Dal lavoro si può andare in pensione, dalla lotta no.
Giovanna Marturano
Chi segue da vicino il mondo del cinema italiano indipendente, invisibile, sotterraneo, questa bimba ce l’ha nel cuore. Non da poco, non dalla visione, da molto prima. Giovanna Marturano, classe 1912, presidente onorario dell’ANPI, partigiana, antifascista, comunista, femminista. Una donna d’una forza travolgente, che attraversa lo schermo e ti acciuffa per il bavero, ti scuote nell’ignavia e ti indirizza nella solerzia; una donna che si fa documento da sola, basterà porre dinanzi a lei una macchina da presa e lasciare che il fiume in piena fuoriesca dalla sua persona. Persona minuta, gesticolante, con quella voce fresca che nemmeno sembra abbia tirato fuori parole per un secolo. Quella macchina l’hanno posta dinanzi a lei Claudio Di Mambro, Luca Mandrile e Umberto Migliaccio, vecchie conoscenze di quegli stessi appassionati della Bimba, di un cinema che amiamo e per il quale intendiamo continuare a spendere tempo e parole, affinché si continui a far vedere, affinché si continui a fare. Di Mambro, Mandrile, Migliaccio, registi cari a queste pagine.

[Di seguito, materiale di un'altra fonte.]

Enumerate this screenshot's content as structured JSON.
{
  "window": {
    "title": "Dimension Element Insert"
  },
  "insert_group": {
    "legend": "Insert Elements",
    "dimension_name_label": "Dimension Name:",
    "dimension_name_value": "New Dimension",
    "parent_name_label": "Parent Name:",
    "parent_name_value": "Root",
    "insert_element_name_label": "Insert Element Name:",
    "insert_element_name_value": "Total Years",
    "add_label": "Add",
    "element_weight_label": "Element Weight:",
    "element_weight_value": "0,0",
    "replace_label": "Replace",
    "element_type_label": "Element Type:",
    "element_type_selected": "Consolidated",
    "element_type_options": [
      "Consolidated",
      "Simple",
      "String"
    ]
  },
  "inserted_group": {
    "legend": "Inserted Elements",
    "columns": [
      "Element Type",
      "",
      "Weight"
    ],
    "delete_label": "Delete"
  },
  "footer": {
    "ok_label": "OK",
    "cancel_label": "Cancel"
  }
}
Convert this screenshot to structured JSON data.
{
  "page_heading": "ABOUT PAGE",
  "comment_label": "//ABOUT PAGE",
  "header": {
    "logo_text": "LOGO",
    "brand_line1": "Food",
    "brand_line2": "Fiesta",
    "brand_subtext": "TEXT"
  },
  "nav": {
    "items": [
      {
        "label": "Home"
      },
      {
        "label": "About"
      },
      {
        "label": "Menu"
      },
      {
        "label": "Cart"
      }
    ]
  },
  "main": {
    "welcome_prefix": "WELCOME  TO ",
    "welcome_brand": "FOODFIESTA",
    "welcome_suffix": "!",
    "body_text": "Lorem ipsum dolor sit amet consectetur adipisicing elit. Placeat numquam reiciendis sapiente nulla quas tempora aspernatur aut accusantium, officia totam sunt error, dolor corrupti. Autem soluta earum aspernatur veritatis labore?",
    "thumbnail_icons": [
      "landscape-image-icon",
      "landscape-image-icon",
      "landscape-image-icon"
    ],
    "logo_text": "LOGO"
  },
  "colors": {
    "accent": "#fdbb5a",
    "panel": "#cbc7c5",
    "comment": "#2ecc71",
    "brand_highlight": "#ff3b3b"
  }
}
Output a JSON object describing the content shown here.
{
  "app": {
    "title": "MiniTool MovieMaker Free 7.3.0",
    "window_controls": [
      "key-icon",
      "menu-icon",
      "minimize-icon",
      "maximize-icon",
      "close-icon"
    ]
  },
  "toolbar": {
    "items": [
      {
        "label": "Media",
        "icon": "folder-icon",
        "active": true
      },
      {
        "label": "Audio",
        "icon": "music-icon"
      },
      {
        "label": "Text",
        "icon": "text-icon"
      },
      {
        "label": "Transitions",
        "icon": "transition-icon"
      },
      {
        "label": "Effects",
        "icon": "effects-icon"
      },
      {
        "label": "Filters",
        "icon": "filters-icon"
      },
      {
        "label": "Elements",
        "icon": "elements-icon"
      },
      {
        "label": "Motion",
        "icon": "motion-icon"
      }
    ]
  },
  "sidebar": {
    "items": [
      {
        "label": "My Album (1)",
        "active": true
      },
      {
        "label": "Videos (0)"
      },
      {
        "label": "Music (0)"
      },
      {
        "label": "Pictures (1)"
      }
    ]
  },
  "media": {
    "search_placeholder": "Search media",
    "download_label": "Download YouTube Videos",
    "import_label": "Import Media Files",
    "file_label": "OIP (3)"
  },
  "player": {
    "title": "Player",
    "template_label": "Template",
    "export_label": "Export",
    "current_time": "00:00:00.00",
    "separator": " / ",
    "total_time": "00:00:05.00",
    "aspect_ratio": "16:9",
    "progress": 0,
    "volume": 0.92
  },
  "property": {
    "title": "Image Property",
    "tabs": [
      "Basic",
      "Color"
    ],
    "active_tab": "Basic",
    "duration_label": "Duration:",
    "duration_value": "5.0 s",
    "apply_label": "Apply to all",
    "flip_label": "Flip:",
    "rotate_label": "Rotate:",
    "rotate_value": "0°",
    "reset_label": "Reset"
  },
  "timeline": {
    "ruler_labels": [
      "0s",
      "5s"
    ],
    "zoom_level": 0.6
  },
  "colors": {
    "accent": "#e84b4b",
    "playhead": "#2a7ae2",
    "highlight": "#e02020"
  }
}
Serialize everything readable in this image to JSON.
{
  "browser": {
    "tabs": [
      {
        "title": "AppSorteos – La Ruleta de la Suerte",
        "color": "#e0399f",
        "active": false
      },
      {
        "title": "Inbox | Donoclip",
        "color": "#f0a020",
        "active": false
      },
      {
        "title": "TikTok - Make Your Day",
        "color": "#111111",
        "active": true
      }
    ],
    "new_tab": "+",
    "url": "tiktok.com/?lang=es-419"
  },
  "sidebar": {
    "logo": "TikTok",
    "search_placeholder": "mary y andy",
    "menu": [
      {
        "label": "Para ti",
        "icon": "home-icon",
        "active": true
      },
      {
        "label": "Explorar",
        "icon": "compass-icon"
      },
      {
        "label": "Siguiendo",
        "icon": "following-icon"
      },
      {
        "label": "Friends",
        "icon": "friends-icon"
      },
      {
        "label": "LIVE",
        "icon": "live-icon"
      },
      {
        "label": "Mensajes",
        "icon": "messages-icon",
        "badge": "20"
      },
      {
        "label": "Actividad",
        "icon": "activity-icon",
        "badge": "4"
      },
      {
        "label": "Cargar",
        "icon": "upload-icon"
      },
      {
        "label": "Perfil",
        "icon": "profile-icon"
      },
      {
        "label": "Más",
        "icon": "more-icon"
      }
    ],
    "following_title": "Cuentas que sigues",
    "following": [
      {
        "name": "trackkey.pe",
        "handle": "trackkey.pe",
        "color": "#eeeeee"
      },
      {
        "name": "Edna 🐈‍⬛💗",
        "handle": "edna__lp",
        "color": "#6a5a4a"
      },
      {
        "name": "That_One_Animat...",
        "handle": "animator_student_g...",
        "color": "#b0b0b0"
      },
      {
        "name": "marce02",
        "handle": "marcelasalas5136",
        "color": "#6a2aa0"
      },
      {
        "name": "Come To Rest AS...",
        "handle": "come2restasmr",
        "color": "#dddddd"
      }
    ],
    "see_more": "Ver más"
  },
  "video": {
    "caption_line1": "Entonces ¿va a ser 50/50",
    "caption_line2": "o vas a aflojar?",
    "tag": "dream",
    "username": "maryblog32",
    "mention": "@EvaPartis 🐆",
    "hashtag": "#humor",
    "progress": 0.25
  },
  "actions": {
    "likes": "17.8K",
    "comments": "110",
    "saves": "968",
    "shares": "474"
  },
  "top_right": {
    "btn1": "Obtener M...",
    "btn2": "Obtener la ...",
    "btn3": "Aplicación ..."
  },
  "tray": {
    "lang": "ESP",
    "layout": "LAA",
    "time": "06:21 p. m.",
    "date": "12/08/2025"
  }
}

Di lotta si vive era un documentario del 2011, storia di Resistenza e di antifascismo anche quella; Giovanna aveva allora due compagni di viaggio nella sua ricostruzione di una vita condotta sempre la lato giusto della barricata, Agostino Medellina e Tina Costa l’avevano aiutata nella conduzione di quel racconto che sempre qui, avevamo definito “necessario”. Ma Giovanna sgomitava, si faceva largo con quel suo fare di chi ha una vita di aneddoti da raccontare, l’esperienza che si fa cultura e degli ideali che non conoscono difetto; necessario divenne allora anche Bimba col pugno chiuso, perché sprecare un potenziale così smisurato di forza scenica e contenuti sarebbe stato delittuoso per chiunque, figurarsi per tre autori attenti come coloro che si celano dietro i due lavori. Due ore in tutto di racconti, considerando i due documentari come un dittico legato dall’invisibile – e sempre più flebile – filo della memoria, tenuti insieme da un contesto quanto mai essenziale che aiuta a sentirsi parte di una famiglia, legata da un’utopica genitrice, fatta di ideali meravigliosi con sembianze d’uguaglianza sociale, di integrazione. Immagini e parole scorrono come un libro che tiene viva la nostra curiosità, di quelli che fatichiamo a riporre finché anche l’ultima pagina non è stata divorata: sessanta minuti ma ne avremmo graditi molti, molti di più.
Tecnica mista, animazioni che circondando il corpo di Giovanna, lo incorniciano, lo completano. Questo il percorso estetico scelto dai tre registi/montatori/direttori della fotografia, percorso sempre caro al documentario italiano (Armando e la politica di Chiara Malta utilizzava le stesse modalità, per citarne uno) e che in questo caso completa la figura secolare di Giovanna con quel tocco d’ingenua giovinezza che crea un mix di debordante potenza espressiva. Alla riuscita estetica del lavoro si aggiunge la bella colonna sonora realizzata da una squadra numerossisima (che vale la pena elencare: Paolo Camerini, Amy Denio, Roberto Fega, Bianca la Jorona Giovannini, Roberta Montisci, Ludovica Valori) a dimostrazione che Todomodo resta una vera e propria factory, dedita all’audiovisivo d’impegno sociale, barricata in posizioni che continueremo a sposare finché avremo un briciolo della forza di Giovanna Marturano.